Politics
12:06 am
Mon September 23, 2013

Texas Democratic Party Chair Believes Wendy Davis Will Run For Governor

Next week State Senator Wendy Davis, a Fort Worth Democrat, will officially tell us whether she plans to run for governor.

State Democratic Party Chair Gilberto Hinojosa says Davis hasn't confided in him but he thinks he knows what she’ll say.

“Yeah, I think she’s going to run for governor. I hope she’s going to run for governor,” he said Thursday night at a North Texas Democratic event.

Republicans say that won’t change the math that keeps electing their candidates.

But in the red, Republican suburb of Colleyville, Democrats are organizing.

About 50 of them have gathered at the home of their local club’s president to hear from Hinojosa.  He tells them why their party next year can break the lock Republicans have had on every statewide office for nearly two decades.

“They have allowed their party to move so far to the right it doesn’t represent mainstream Texas,” he said.

Then pulling off his suit coat and rolling up his white shirt sleeves Hinojosa talks about who will lead the charge.

Sen. Wendy Davis holds up two fingers, urging senators in June to vote against the abortion bill.
Sen. Wendy Davis holds up two fingers, urging senators in June to vote against the abortion bill.
Credit Callie Richmond / Texas Tribune

He recalls the now mythic event: State Senator Wendy Davis’ 11-hour filibuster of a bill that would ban most abortions in Texas.

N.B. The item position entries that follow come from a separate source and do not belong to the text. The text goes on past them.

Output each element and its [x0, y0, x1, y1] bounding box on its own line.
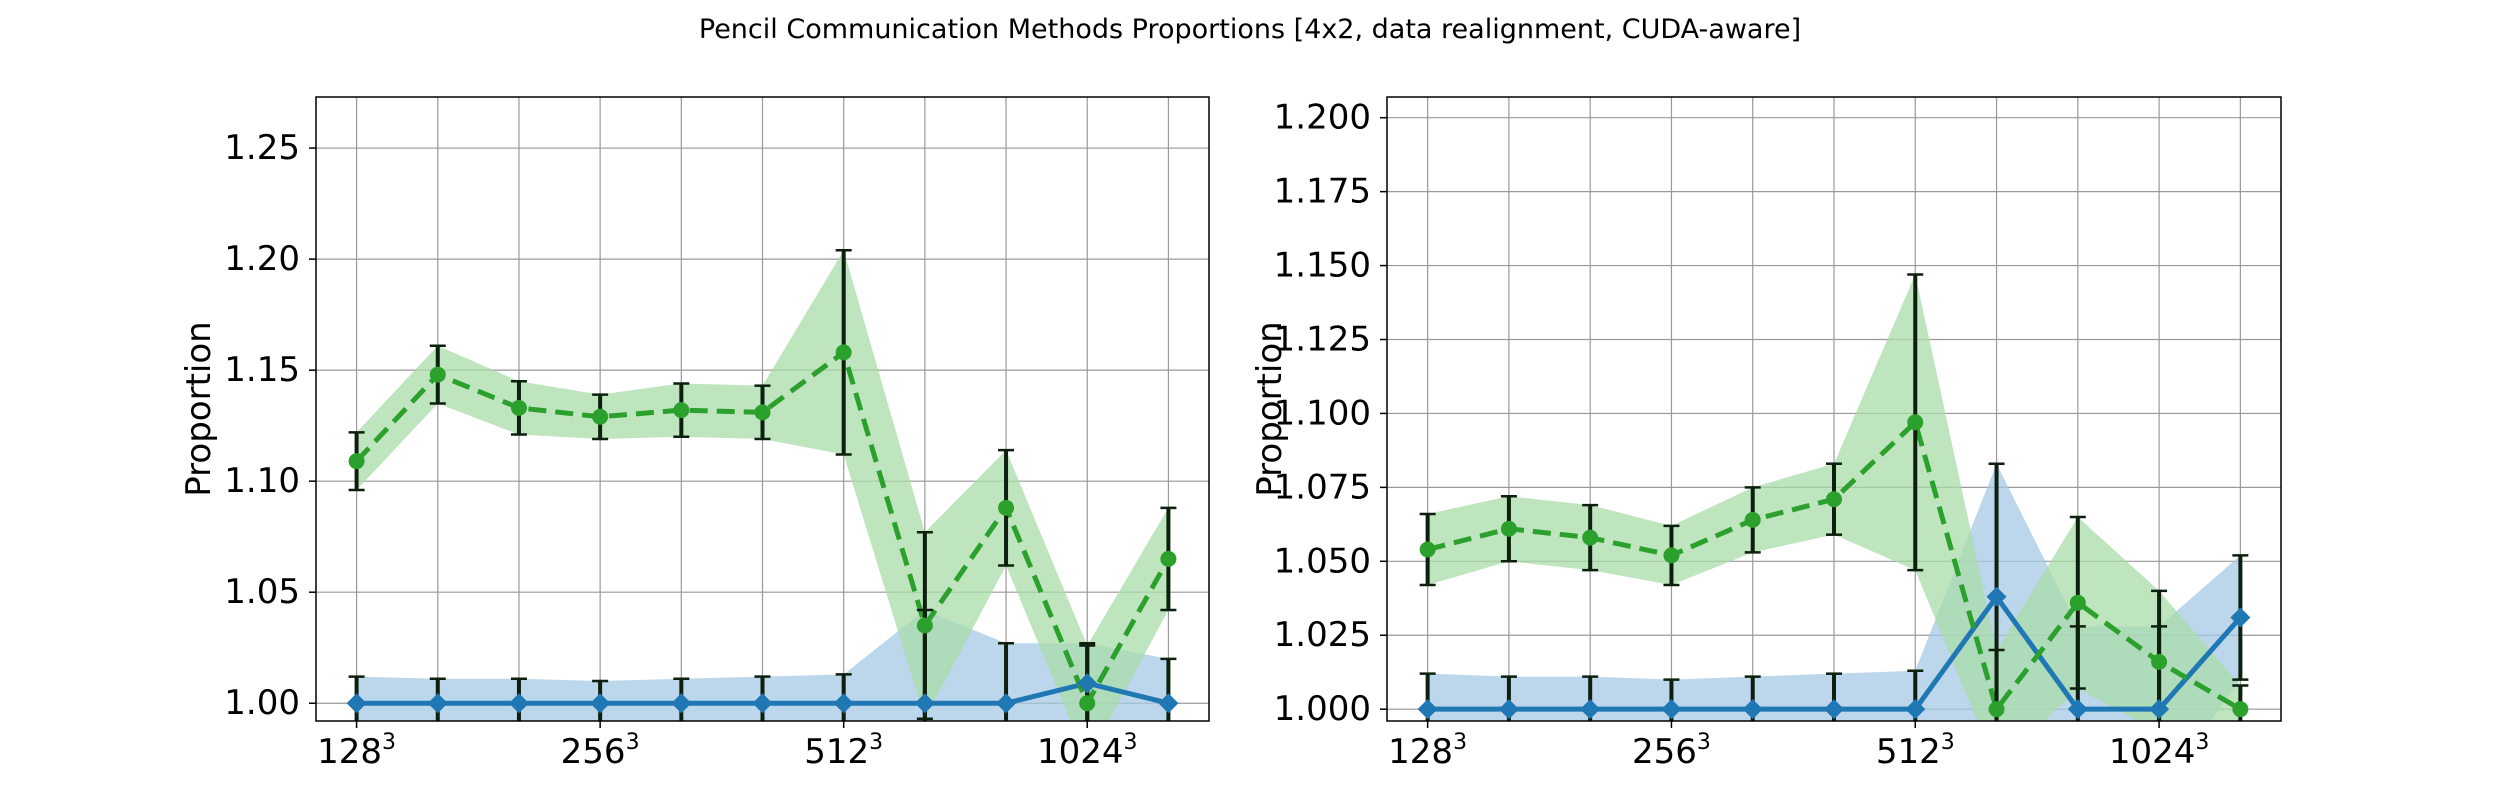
- data-point-diamond: [671, 693, 692, 714]
- x-tick-label: 2563: [561, 730, 640, 772]
- y-tick-label: 1.100: [1274, 393, 1371, 433]
- data-point-diamond: [1580, 699, 1601, 720]
- data-point-diamond: [2230, 607, 2251, 628]
- data-point-diamond: [2067, 699, 2088, 720]
- data-point-diamond: [1158, 693, 1179, 714]
- data-point-circle: [1419, 541, 1436, 558]
- plot-content: [1417, 273, 2251, 721]
- data-point-circle: [1907, 414, 1924, 431]
- figure-title: Pencil Communication Methods Proportions…: [698, 14, 1802, 45]
- data-point-diamond: [833, 693, 854, 714]
- y-tick-label: 1.15: [224, 350, 300, 390]
- data-point-circle: [1663, 547, 1680, 564]
- y-tick-label: 1.05: [224, 572, 300, 612]
- data-point-circle: [348, 453, 365, 470]
- data-point-diamond: [1661, 699, 1682, 720]
- x-tick-label: 5123: [804, 730, 883, 772]
- series-line-2: [354, 349, 1171, 706]
- data-point-diamond: [2149, 699, 2170, 720]
- x-tick-label: 10243: [1037, 730, 1138, 772]
- data-point-diamond: [1905, 699, 1926, 720]
- confidence-band-series-2: [356, 250, 1169, 721]
- data-point-circle: [1582, 529, 1599, 546]
- y-tick-label: 1.00: [224, 683, 300, 723]
- y-tick-label: 1.050: [1274, 541, 1371, 581]
- y-tick-label: 1.10: [224, 461, 300, 501]
- data-point-circle: [754, 404, 771, 421]
- data-point-diamond: [914, 693, 935, 714]
- data-point-diamond: [508, 693, 529, 714]
- y-tick-label: 1.175: [1274, 172, 1371, 212]
- y-tick-label: 1.20: [224, 239, 300, 279]
- data-point-circle: [1826, 491, 1842, 508]
- data-point-circle: [2151, 653, 2168, 670]
- y-tick-label: 1.000: [1274, 689, 1371, 729]
- data-point-circle: [1500, 520, 1517, 537]
- data-point-diamond: [590, 693, 611, 714]
- data-point-circle: [916, 617, 933, 634]
- data-point-diamond: [427, 693, 448, 714]
- plot-content: [346, 248, 1179, 721]
- y-tick-label: 1.025: [1274, 615, 1371, 655]
- data-point-circle: [2069, 594, 2086, 611]
- data-point-circle: [510, 399, 527, 416]
- data-point-circle: [1988, 701, 2005, 718]
- grid: [316, 97, 1209, 721]
- data-point-circle: [2232, 701, 2249, 718]
- y-tick-label: 1.25: [224, 128, 300, 168]
- data-point-circle: [592, 408, 609, 425]
- data-point-circle: [1160, 550, 1177, 567]
- data-point-circle: [998, 499, 1015, 516]
- data-point-diamond: [1824, 699, 1844, 720]
- data-point-circle: [1079, 695, 1096, 712]
- data-point-diamond: [1742, 699, 1763, 720]
- data-point-circle: [673, 402, 690, 419]
- data-point-diamond: [1986, 586, 2007, 607]
- y-tick-label: 1.150: [1274, 246, 1371, 286]
- data-point-circle: [835, 344, 852, 361]
- y-tick-label: 1.075: [1274, 467, 1371, 507]
- data-point-diamond: [996, 693, 1017, 714]
- y-axis-label: Proportion: [179, 321, 219, 496]
- x-tick-label: 10243: [2109, 730, 2210, 772]
- plot-panel-1: 1.00 1.05 1.10 1.15 1.20 1.25 1283 2563 5123 1024…: [179, 96, 1210, 772]
- data-point-circle: [1744, 511, 1761, 528]
- data-point-diamond: [1077, 673, 1098, 694]
- y-axis-label: Proportion: [1250, 321, 1290, 496]
- data-point-diamond: [346, 693, 367, 714]
- y-tick-label: 1.125: [1274, 320, 1371, 360]
- axes-frame: [1386, 96, 2282, 722]
- x-tick-label: 1283: [1388, 730, 1467, 772]
- data-point-diamond: [752, 693, 773, 714]
- axes-frame: [315, 96, 1210, 722]
- plot-panel-2: 1.000 1.025 1.050 1.075 1.100 1.125 1.150 1.175…: [1250, 96, 2282, 772]
- x-tick-label: 5123: [1876, 730, 1955, 772]
- data-point-circle: [429, 366, 446, 383]
- y-tick-label: 1.200: [1274, 98, 1371, 138]
- x-tick-label: 1283: [317, 730, 396, 772]
- data-point-diamond: [1498, 699, 1519, 720]
- x-tick-label: 2563: [1632, 730, 1711, 772]
- data-point-diamond: [1417, 699, 1438, 720]
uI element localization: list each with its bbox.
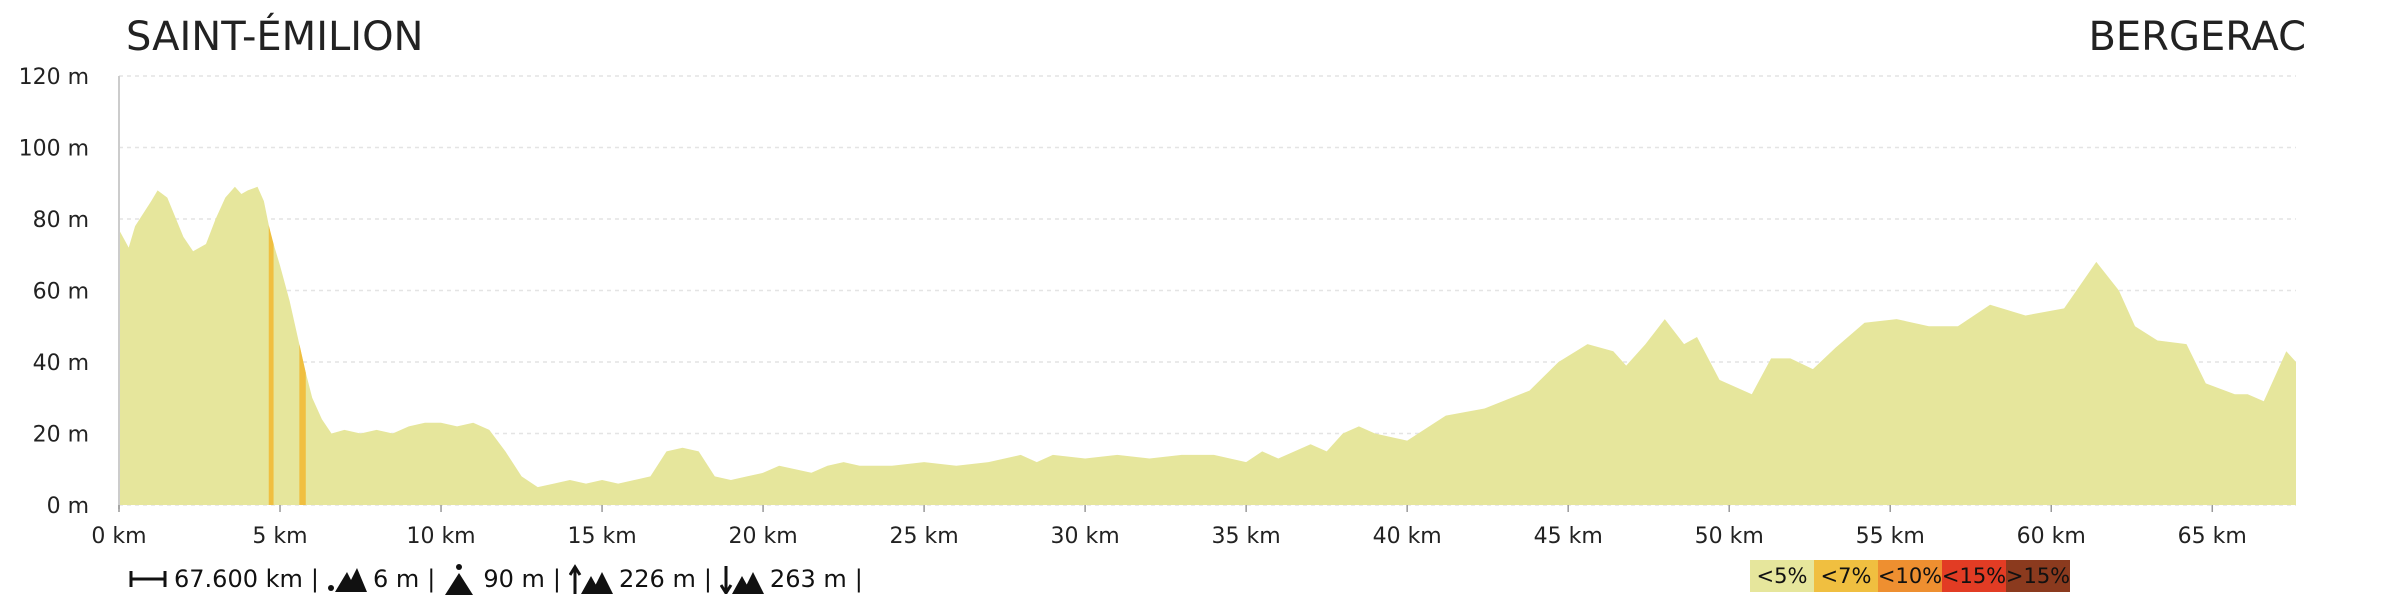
x-tick-label: 15 km [567, 524, 636, 549]
x-tick-label: 65 km [2178, 524, 2247, 549]
legend-item: <7% [1814, 560, 1878, 592]
x-tick-label: 55 km [1856, 524, 1925, 549]
stat-min: 6 m [372, 565, 420, 593]
legend-item: >15% [2006, 560, 2070, 592]
x-tick-label: 5 km [252, 524, 307, 549]
max-icon [445, 564, 474, 595]
x-tick-label: 60 km [2017, 524, 2086, 549]
legend-item: <15% [1942, 560, 2006, 592]
x-tick-label: 25 km [890, 524, 959, 549]
y-tick-label: 120 m [19, 65, 89, 90]
ascent-icon [569, 564, 613, 594]
steep-segment [268, 225, 274, 505]
stat-distance: 67.600 km [174, 565, 303, 593]
x-tick-label: 40 km [1373, 524, 1442, 549]
x-tick-label: 10 km [406, 524, 475, 549]
stats: 67.600 km | 6 m | 90 m | 226 m | 263 m | [128, 562, 871, 596]
stat-max: 90 m [483, 565, 545, 593]
x-tick-label: 45 km [1534, 524, 1603, 549]
x-tick-label: 35 km [1212, 524, 1281, 549]
stat-ascent: 226 m [619, 565, 696, 593]
elevation-area [119, 186, 2296, 506]
end-title: BERGERAC [2088, 14, 2306, 60]
x-tick-label: 30 km [1051, 524, 1120, 549]
stat-descent: 263 m [769, 565, 847, 593]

Hundreds opposed to the bill packed the capital to "stand with Wendy," a phrase they chanted throughout the day.  When Republicans tried to shut down her filibuster, the crowd cut loose, causing so much disruption the bill died.  Though it would be passed in a later session, Davis rocketed to national fame.

“What these Republicans did is they created a movement in the state of Texas behind this woman,” Hinojosa said, adding:   “We have a candidate that excites the passion of Texans in a way I’ve never seen before, even more than Ann.”

Ann Richards was the last Democrat and the second woman to occupy the Texas governor’s office.  Hinojosa believes Davis’ electricity could attract enough new Democratic voters to make her the third.

He believes she can overcome the 630,000 vote difference that separated Rick Perry and Democrat Bill White in the governor’s race four years ago.

“You’re going to have new Democratic voters who are part of the base who didn’t vote in the past.  You’re going to have a lot of people who have traditionally voted for Republican candidates who are a little tired of the social agenda of right wing Republicans.  You are going to see a bigger margin of younger voters, kind of like you saw with Barak Obama in 2008,” Hinojosa predicted. 

But Republican Pollster Mike Baselice says it’s all a fantasy.

“I don’t think Wendy Davis is exciting enough to overcome the numbers,” Baselice said. 

“The reality is that the state of Texas provides four out of seven votes for Republican candidates statewide.  That’s not going to change in 2014.  It may change in 2024 but we’re a long way off from there,” he said.

At the Colleyville event Tarrant County’s Democratic Chair Deborah Peoples rationalizes the long losing streak for the party's statewide candidates this way:  “Texas is not a red state.  It is a non-voting state,” she said.

“Residents here don’t go to the polls in the same kind of numbers that residents in other states do.  They’ve decided the election is already forecast and so once we put good Democrats on the ballot people will go to the polls and vote for them,” said Peoples.

Peoples and others listening to their party chairman agreed that if Davis runs for governor, she’ll help elect other Democrats further down the ballot.

“Anywhere from House district races down to justice of the peace, constable, they’ll get such a benefit having her at the top of the ticket,” said Mark Bauer.

But Republican Pollster Baselice says the big event that launched Davis gives his party an issue that could defeat her.

“Go ahead, run a campaign on abortion and see what happens in a conservative state like Texas,” he said. 

“Some of the people at the end of the day will be distancing themselves from Wendy Davis.  It’s going to cost you votes,” Baselice predicted.

The volatility of the abortion issue may be why Hinojosa talks about Davis challenging a Republican opponent like Greg Abbott on women’s health issues, instead of abortion, or on issues like education where Republicans have cut funding.

With Davis’ announcement just days away Hinojosa tells Colleyville Democrats to roll up their sleeves and get ready to fight.

“Don’t ask Wendy to run unless you are willing to do a lot more than you have done in your life for this campaign.”

He says it will take that and more to defy the odds.